The size of an antenna beam footprint scales with range, which is why there is a need for more resolution at longer ranges. How much resolution is required is another interesting question, but it is beyond the scope of this paper.
Stable Reference Area (SRA)
The SRA method has been successfully used for real-time safety-critical monitoring while not missing failures. It detects within days, weeks or months when moving areas reach a rate greater than the noise.
The challenge of atmospheric correction remains – given the increased amount of atmosphere over broader areas and longer distances. High level clutter or noise can be superimposed on the deformation time series data for a selected pixel area that can make information difficult to interpret.
Atmospheric noise can swamp early low velocity movements of ductile materials. Alarm thresholds are routinely set high to avoid false and frequent triggering and a high level of understanding is required in detection.
The new Precision Atmospherics® correction algorithm is a significant geotechnical improvement over the classic stable reference area (SRA) method.
Precision Atmospherics®
The new Precision Atmospherics® process resolves the limitations of the SRA method by using both space and time processes to classify and then appropriately correct areas that are small rapid brittle failures, large slow-moving ductile failures, and non-moving areas.
Severe atmospherics can create interferometric phase ambiguities that contaminate areas of the raw deformation image, which also introduces unwanted steps in the deformation time-series data for the affected areas of wall.
Precision Atmospherics® attempts to resolve these severe events to keep better data continuity and make monitoring more effective over much longer time periods.
To minimise the risk associated with increased complexity in the radar data processing, the traditional SRA data is processed and displayed for each pixel for each scan and can be visualised alongside the Precision Atmospherics® deformation. This makes the two data processing methods complementary.
Trends in the pixel deformation time-series, especially those showing progressive exponential behaviours are more likely to be revealed earlier using Precision Atmospherics®. This simple method of simultaneous comparison demonstrates that the new processing also suppresses the atmospheric clutter to a consistent level across the entire image.
With Precision Atmospherics® the clutter is typically suppressed to about ±1mm depending on the severity of the atmospheric conditions. There is approximately a five-fold improvement in atmospheric noise as seen on pixel deformation time series charts.
Setting alarm thresholds becomes simpler and more closely related to geomechanics rather than atmospherics.
Figure 1 shows examples of the improvement in atmospheric correction for a 2D RAR (SSR-FX), for three different areas moving at different rates.
Figure 1 Deformation time-series charts for three different wall areas scanned by a 2D RAR (SSR-FX) comparing SRA correction (blue) with Precision Atmospherics® (red).
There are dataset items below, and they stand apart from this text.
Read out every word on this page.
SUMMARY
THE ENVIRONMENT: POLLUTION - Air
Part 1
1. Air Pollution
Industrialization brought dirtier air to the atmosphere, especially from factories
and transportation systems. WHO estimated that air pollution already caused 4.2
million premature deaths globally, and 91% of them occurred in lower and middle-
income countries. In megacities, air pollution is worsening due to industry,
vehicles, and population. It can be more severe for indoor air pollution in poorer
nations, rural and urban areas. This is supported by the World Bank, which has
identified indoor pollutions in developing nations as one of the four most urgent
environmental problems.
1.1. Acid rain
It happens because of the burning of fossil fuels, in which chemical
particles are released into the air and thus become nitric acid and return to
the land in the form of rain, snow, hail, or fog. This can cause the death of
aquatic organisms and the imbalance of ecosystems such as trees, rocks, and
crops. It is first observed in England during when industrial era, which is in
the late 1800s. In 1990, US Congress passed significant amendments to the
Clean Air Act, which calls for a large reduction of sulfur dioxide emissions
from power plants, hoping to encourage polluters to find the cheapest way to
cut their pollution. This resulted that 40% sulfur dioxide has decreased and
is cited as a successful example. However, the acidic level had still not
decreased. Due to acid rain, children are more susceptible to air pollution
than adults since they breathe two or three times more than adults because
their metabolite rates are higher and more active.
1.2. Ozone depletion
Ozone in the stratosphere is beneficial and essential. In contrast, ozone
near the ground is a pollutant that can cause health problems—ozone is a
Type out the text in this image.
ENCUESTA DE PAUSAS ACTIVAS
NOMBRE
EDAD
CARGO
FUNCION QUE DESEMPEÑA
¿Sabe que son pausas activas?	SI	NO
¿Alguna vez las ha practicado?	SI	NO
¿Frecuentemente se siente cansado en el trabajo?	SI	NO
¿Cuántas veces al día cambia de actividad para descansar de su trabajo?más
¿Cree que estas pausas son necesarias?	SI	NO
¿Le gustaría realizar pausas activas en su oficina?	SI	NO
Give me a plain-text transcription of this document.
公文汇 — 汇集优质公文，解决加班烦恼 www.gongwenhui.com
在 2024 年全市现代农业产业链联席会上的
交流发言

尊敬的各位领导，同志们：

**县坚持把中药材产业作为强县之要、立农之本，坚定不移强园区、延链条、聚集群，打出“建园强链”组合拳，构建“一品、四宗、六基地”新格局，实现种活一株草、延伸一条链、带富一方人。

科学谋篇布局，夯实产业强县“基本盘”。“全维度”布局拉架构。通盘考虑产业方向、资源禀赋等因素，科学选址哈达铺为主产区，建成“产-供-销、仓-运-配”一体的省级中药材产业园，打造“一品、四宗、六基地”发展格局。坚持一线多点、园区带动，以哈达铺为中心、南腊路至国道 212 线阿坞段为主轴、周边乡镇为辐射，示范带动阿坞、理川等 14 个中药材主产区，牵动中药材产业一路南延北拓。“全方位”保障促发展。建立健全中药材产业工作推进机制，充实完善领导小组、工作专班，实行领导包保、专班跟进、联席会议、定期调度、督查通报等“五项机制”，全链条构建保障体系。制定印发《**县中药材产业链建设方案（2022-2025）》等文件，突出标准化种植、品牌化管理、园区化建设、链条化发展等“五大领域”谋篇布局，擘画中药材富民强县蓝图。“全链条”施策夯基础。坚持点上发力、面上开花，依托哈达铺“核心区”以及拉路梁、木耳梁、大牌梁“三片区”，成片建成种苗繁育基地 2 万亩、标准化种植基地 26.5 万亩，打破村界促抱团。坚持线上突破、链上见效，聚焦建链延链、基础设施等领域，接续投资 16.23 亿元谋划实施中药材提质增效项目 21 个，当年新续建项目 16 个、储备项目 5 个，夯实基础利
Examples show trend agreement and atmospheric clutter suppression with Precision Atmospherics®. The deformation time-series comparison (a) shows pixels selected on a non-moving area of wall; (b) slow-moving area of wall; (c) fast-moving area of wall.
Precision Atmospherics® has considerably relaxed the need for even faster scanning. SSR-FX and SSR-Omni currently acquire data between 20 and 40 seconds and repeat scans every one to two minutes.